Platz 7: Diverses
Diverse elektrische Hausgeräte, darunter zum Beispiel Staubsauger, machen im Durchschnitt 7,7 Prozent des Haushalts-Stromverbrauchs aus. Bei Staubsaugern gilt: Eine hohe Leistungsaufnahme entspricht nicht einer hohen Saugleistung. Bei der Wahl sollte man also nicht den Sauger mit der höchsten Watt-Zahl auf dem Typenschild wählen, sondern sich über Testergebnisse der tatsächlichen Saugleistung schlau machen. Bei diversen Elektro-Kleingeräten, wie elektrischen Dosenöffnern oder Messern, kann man den Einsatz durchaus hinterfragen. In anderen Fällen kann ihr Einsatz sogar Energie einsparen, denn ein Brötchen lässt sich auf dem Toaster stromsparender aufbacken als im Backofen, ein Liter Wasser für Tee oder zum Nudeln kochen ist im Wasserkocher schneller und effizienter aufbereitet, als auf dem Elektroherd.

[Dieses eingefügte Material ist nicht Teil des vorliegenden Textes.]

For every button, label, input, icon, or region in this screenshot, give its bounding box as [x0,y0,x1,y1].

Größte Stand-by-Stromfresser waren bei mir Stereoanlagen. Mein Fernseher zieht ausgeschaltet genauso viel Strom wie im Stand-Bye-Modus. Also hilft wirklich nur eine Kippschalter-Lösung.
Ein Kühlschrank sollte auch immer gut gefüllt sein – am besten mit Flüssigkeiten. Denn Flüssigkeiten halten die Kälte besser als Luft. Gut geeignet ist z.B. Bier :)

Für mich ist der 5 Liter Boiler unter der Spüle der größte
Stromfresser im Haushalt.
Wir betreiben unseren Boiler seit Jahren mit der Fernansteuerung
Thermo - Stop und sparen etwa 50 Euro Strom pro Jahr.
Wasser wird auf Knopfdruck nur noch dann aufgeheizt, wenn
wir es brauchen.
Da der Boiler nur ca. 25 Minuten am Tag in Betrieb ist,
hält das Gerät bestimmt viele Jahre länger.
Es gibt in Deutschland etwa 8,5 Millionen Klein-Boiler
die über 200 KWh pro Jahr verschwenden, weil die Geräte
Tag und Nacht heißes Wasser bereit halten.
Leider ist Energiesparmöglichkeit nicht so bekannt.